The problems exist in the state’s central depository of criminal history records, a database maintained by the Arizona Department of Public Safety and updated with case reports from law enforcement agencies and courts, the Auditor General’s Office said in a report released Friday.
The auditors said the database didn’t include 17% of a sampling of 103 felony offense records from four Arizona law enforcement agencies and that 40% of a sampling of 30 felony offense records in the database were missing dispositions, such as whether a case was dropped or the defendant was convicted.
The database is important because criminal justice agencies use it “when making decisions that could help deter further offenses, such as decisions regarding plea bargains, and sentencing repeat offenders,” and the records also are checked to see whether people seeking jobs in fields such as teaching and child care have criminal histories, the auditors’ report said.
The auditors also found out that the department has a large backlog of records. “As of July 9, 2021, the department reported it had approximately 58,500 bulk submitted offense and disposition records, some of which date back more than 30 years, that needed to be researched, corrected, and/or entered into the central repository.”
DPS officials said the backlog existed partly “because of its need to prioritize other responsibilities and the lack of sufficient staff and resources to enter the records,” the report said.

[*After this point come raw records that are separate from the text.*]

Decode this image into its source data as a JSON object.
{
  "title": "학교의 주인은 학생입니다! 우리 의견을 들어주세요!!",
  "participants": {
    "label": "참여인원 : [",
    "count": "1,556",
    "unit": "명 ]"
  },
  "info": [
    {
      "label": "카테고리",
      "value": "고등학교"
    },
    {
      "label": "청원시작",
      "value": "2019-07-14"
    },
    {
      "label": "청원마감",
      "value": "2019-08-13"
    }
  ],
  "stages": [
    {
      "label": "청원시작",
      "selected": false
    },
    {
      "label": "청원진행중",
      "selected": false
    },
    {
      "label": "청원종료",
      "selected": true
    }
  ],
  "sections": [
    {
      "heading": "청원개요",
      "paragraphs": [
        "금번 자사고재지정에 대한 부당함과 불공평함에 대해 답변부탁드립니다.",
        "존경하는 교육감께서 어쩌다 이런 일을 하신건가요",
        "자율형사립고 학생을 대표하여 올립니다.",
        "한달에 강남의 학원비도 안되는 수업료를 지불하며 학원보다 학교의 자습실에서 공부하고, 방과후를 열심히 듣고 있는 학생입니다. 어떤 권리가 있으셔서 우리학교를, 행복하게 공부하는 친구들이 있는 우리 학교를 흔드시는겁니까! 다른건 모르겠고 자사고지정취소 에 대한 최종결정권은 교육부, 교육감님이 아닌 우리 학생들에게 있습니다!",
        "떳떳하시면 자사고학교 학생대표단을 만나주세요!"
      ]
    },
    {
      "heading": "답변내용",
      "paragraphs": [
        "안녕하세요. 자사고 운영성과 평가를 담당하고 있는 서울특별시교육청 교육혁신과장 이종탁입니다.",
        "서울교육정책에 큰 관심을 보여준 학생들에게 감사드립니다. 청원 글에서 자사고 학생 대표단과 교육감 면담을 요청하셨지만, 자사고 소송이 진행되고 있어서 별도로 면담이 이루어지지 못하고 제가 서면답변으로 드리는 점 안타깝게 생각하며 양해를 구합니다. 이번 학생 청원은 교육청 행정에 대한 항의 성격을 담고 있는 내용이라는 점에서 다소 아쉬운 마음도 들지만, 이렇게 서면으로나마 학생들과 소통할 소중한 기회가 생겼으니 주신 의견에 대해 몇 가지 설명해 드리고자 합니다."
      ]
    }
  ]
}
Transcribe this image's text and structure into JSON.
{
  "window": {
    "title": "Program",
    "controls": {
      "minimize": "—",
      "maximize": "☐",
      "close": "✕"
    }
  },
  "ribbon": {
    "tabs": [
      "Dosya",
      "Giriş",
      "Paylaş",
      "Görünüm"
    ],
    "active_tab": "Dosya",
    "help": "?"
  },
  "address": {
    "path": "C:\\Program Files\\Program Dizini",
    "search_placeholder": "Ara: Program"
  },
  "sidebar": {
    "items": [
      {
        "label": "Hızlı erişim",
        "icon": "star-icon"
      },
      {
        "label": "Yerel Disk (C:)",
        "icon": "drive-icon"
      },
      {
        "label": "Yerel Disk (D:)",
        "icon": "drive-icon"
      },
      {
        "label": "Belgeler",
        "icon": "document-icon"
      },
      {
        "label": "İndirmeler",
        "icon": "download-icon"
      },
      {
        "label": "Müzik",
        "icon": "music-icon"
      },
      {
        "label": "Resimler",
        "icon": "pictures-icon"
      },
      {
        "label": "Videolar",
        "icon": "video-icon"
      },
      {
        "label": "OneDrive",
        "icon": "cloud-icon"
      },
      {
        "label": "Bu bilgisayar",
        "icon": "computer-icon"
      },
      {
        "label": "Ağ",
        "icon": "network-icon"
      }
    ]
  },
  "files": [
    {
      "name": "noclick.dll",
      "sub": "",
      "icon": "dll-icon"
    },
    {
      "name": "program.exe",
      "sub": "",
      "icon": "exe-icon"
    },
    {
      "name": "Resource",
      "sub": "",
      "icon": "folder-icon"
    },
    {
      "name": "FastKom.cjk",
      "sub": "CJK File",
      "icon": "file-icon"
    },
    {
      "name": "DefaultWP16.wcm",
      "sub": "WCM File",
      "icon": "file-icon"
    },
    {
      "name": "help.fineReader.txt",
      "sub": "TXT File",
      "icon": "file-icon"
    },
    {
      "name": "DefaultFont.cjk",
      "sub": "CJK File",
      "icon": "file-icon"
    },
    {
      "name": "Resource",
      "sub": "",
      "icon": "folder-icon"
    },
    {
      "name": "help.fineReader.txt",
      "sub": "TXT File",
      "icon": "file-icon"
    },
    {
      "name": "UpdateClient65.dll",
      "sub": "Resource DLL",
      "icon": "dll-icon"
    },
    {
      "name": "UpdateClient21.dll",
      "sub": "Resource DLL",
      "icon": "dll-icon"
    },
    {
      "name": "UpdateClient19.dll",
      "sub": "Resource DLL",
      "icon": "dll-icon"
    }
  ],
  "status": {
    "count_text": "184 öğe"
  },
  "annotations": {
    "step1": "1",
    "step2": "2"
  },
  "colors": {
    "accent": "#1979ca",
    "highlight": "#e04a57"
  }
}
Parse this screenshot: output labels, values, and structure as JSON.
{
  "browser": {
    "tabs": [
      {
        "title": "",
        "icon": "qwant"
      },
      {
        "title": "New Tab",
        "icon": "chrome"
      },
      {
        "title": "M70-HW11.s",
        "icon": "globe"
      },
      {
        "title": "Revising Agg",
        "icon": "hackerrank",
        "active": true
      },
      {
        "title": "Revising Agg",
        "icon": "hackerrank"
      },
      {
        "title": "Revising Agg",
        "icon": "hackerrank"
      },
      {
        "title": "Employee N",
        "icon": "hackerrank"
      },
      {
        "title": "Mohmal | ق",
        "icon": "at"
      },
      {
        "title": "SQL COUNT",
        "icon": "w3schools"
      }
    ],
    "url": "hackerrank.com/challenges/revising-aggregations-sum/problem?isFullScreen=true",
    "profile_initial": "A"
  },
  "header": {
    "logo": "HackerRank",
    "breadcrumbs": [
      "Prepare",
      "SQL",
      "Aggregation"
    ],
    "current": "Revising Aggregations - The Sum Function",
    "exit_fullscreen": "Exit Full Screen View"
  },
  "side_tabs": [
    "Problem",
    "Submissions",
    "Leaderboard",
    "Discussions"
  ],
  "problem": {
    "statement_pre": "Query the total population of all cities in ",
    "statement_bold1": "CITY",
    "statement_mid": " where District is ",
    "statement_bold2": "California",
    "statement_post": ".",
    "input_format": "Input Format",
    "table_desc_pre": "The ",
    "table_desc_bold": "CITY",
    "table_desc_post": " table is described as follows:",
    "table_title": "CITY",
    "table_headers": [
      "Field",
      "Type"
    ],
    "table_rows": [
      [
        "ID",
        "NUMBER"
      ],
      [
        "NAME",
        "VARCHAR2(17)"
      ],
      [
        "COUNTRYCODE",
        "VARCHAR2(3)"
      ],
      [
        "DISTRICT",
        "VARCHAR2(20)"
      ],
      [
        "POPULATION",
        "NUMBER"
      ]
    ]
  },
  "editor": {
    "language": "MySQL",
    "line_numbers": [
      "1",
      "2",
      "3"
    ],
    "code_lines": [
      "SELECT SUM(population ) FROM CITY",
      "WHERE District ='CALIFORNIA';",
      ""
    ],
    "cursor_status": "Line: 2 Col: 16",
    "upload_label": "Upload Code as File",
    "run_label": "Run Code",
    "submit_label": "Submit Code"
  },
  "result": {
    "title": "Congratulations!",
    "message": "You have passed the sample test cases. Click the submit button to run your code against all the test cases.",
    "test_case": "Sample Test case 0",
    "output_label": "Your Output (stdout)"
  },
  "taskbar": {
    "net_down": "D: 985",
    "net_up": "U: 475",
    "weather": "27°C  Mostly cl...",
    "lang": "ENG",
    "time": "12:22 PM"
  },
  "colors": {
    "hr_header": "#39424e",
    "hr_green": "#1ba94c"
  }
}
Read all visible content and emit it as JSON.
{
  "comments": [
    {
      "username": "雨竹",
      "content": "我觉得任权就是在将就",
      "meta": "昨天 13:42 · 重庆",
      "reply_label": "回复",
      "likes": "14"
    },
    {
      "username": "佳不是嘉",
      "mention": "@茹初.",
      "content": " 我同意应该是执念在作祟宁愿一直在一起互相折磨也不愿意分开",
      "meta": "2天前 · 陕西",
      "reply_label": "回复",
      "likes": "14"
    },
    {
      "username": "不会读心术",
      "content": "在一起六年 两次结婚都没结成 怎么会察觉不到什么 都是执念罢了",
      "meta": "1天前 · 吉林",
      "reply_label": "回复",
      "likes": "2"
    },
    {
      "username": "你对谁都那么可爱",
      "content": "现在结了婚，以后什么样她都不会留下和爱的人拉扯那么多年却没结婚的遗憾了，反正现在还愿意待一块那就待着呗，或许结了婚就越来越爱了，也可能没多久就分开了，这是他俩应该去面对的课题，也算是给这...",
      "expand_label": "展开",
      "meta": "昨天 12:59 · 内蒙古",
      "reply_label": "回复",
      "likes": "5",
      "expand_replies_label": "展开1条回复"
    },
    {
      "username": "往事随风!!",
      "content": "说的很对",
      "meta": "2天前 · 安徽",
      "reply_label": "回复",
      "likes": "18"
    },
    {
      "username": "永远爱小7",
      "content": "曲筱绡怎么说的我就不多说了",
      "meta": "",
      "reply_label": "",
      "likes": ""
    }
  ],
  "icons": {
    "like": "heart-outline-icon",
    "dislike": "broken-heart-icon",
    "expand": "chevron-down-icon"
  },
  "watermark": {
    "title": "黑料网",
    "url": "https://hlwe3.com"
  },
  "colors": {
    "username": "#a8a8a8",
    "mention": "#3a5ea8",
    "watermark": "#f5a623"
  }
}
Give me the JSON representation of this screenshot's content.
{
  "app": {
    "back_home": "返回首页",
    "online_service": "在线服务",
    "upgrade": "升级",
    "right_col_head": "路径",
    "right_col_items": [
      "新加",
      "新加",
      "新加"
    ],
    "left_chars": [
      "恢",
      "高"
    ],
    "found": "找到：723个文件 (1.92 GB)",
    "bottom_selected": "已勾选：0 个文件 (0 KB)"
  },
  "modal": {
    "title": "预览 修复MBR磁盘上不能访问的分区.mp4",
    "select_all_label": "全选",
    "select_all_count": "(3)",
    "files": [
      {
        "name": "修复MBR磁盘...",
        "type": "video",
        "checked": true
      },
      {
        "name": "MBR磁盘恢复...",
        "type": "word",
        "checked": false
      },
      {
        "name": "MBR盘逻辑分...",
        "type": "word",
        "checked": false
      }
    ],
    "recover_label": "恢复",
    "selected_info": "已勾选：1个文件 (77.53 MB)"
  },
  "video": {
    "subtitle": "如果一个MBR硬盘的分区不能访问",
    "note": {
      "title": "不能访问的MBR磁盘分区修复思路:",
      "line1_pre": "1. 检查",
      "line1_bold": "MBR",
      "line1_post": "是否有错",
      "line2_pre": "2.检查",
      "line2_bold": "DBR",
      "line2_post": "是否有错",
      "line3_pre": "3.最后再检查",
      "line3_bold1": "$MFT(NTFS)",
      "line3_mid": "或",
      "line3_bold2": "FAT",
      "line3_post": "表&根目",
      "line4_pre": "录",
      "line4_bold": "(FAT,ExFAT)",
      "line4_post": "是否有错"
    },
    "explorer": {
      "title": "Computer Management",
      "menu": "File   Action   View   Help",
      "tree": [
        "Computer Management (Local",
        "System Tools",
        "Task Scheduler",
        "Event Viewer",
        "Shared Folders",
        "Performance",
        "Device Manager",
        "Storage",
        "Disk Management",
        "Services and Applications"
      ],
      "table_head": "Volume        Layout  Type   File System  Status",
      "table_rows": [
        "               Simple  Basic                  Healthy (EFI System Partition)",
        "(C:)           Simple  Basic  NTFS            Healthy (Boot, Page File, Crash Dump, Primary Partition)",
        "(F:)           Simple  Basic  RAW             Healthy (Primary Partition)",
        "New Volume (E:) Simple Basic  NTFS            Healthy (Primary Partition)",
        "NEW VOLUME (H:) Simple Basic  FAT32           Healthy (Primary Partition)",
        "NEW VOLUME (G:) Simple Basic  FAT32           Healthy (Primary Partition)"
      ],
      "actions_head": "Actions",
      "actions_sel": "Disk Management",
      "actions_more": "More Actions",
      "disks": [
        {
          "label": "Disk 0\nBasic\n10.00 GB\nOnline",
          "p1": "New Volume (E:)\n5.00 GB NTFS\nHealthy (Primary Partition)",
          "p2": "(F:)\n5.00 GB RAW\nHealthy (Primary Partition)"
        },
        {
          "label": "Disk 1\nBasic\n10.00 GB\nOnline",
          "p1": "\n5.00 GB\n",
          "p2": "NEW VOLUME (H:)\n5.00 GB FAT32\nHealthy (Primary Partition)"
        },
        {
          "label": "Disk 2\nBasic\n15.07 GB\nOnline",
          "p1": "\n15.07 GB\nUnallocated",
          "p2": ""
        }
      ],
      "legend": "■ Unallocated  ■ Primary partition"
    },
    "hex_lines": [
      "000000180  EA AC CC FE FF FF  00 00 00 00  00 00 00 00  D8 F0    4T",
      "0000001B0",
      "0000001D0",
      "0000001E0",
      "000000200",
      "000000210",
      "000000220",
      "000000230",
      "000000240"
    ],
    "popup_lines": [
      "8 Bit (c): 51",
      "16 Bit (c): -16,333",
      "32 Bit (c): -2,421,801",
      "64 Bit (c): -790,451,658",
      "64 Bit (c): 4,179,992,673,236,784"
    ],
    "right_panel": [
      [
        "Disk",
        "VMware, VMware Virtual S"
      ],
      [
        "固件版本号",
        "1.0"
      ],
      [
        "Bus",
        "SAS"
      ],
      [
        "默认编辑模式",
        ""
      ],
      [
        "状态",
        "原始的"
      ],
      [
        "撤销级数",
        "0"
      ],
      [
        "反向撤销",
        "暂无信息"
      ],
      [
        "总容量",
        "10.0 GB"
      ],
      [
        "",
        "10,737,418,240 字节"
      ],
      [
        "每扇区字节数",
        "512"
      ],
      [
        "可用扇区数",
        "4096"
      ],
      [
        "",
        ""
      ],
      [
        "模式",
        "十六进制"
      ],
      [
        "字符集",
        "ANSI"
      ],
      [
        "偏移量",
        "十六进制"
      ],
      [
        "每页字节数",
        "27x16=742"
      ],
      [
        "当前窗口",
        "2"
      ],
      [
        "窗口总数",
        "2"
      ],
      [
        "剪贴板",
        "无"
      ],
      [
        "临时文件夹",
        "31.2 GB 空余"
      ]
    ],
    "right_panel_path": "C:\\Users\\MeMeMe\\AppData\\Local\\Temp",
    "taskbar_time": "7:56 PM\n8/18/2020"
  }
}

The department’s formal response to the audit said the agency agrees with most of the findings and would implement multiple recommendations for improvements to bolster the database, including filling staff vacancies in the unit that maintains it and systematically asking other agencies to provide missing information.
The auditors also recommended that the Legislature change state law to add reporting requirements for cases involving crimes that might preclude somebody from being hired for certain jobs or obtaining certain licenses.
The department and the auditors were at odds on a related recommendation.
Citing a fairness concern, the auditors said DPS for now should stop having the database include information on certain misdemeanor crimes for which reporting isn’t required by current law.
Because of inconsistent reporting on those types of cases by DPS and some other agencies, “individuals who have had these offenses reported to the central repository may be inequitably denied licensure or employment,” the auditors wrote.
The response submitted by the DPS director, Col. Heston Silbert, balked at implementing that recommendation. Reporting only mandatory offenses will hurt public safety and the criminal justice system, he said, noting that numerous misdemeanors would stop a person “from obtaining a fingerprint clearance card license or employment with vulnerable populations.
“Arizona’s criminal justice system relies on the full range of offenses listed in the central repository mandate for sentencing, charging and licensing decisions.”